Самым поразительным впечатлением от телемоста «Коридор свободы слова» на канале Arte, который транслировался одновременно из Страсбурга и Сараево[117], было ощущение абсолютного превосходства, исключительного статуса, которые придают несчастье [malheur], бедствие [détresse] и полное разочарование [désillusion]. Это позволило жителям Сараево относиться к «европейцам» с презрением или, по крайней мере, с определенной долей саркастической непринужденности, сильно контрастирующей с лицемерным раскаянием и чувством вины тех, кто был по ту сторону [экрана]. Жители Сараево отнюдь не нуждались в нашей жалости, напротив, это они сочувствовали нашей мизерабельной судьбе. «Плевал я на Европу», – как сказал один из них.
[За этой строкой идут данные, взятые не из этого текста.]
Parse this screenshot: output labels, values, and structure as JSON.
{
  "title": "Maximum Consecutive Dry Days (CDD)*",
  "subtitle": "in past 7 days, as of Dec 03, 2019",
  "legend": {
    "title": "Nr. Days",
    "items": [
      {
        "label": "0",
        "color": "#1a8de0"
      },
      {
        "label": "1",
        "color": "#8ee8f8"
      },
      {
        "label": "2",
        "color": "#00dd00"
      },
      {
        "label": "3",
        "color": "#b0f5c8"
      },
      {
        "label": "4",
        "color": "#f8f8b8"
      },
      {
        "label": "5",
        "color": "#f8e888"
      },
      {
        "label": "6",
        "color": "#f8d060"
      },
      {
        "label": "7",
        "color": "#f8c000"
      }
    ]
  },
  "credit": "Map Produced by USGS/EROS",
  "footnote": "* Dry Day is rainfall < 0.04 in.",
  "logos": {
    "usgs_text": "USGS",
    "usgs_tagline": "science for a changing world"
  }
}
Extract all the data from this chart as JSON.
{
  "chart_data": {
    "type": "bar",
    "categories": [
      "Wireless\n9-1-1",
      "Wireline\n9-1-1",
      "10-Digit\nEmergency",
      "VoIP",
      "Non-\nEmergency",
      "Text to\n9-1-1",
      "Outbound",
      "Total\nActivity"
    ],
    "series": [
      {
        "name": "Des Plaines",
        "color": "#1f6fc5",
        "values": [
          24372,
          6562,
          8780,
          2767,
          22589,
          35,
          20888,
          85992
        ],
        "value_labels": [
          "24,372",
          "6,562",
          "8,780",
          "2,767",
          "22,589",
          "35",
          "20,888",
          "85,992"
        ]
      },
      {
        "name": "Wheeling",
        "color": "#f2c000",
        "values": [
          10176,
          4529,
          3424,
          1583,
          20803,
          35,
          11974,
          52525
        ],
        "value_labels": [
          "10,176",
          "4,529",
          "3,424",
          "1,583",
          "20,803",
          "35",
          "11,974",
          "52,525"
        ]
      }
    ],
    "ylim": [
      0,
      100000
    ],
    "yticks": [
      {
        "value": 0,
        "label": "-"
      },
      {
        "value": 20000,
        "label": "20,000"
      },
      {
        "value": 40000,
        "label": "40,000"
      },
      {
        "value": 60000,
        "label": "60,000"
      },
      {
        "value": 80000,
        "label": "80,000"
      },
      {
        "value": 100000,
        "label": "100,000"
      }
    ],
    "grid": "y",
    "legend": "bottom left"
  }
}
И действительно, ничто не дает ощущения большей свободы и независимости [souverain], чем обоснованное презрение, даже не к врагу, а ко всем тем, кто греет[118] свою чистую совесть в лучах солидарности.

А жители Сараево наблюдали целый парад [defile] таких доброхотов [bons amis]. Даже из далекого Нью-Йорка привозили постановку «В ожидании Годо». Почему бы тогда не поставить «Бувар и Пекюше»[119] в Сомали или Афганистане? Но самое плохое в этом не избыток культурной утонченности, а снисходительность и ошибочное суждение. На самом деле, это они сильны, а мы слабы; и мы идем к ним, чтобы найти то, что компенсировало бы нашу слабость и потерю реальности.

Наша реальность: вот в чем проблема. У нас есть только одна реальность, и ее нужно спасать. «Надо делать хоть что-то. Нельзя же ничего не делать». Но принцип действия или свободы никогда не основывался на том, чтобы делать хоть что-то, только потому что нельзя ничего не делать. Это всего лишь форма оправдания [absolution] собственного бессилия и сожаления по отношению к своей собственной участи.

Жители Сараево не задаются подобными вопросами. Там, где они существуют, существует абсолютная необходимость делать то, что они делают, делать то, что необходимо. Без иллюзий относительно своей участи [fin], без жалости к себе. Вот что значит быть реальным, вот что значит существовать в реальном. И это вовсе не «объективная» реальность их несчастья, та реальность, которой «не должно существовать» и которая вызывает нашу жалость, а та, которая существует такой, как она есть, – реальность действия [action] и судьбы.

Вот почему они живы, а мы – мертвы. Вот почему мы, прежде всего в собственных глазах, должны спасти реальность войны и в сострадании [compatissante] навязать эту реальность тем, кто страдает [patissent], но кто в самом сердце войны и бедствия на самом деле в эту реальность не верит. По их собственным словам, боснийцы действительно не верят в бедствие, которое их окружает. Они в конечном счете находят всю эту ситуацию ирреальной, невероятной, непостижимой [inintelligible]. Это ад, но ад почти гиперреальный; и еще более гипереальным его делают медийные и гуманитарные домогательства [harcélement], поскольку это делает еще более невразумительной позицию всего мира по отношению к ним. Таким образом, они существуют в какой-то призрачности [spectralité] войны – впрочем, к счастью для них, иначе они никогда не смогли бы этого выдержать.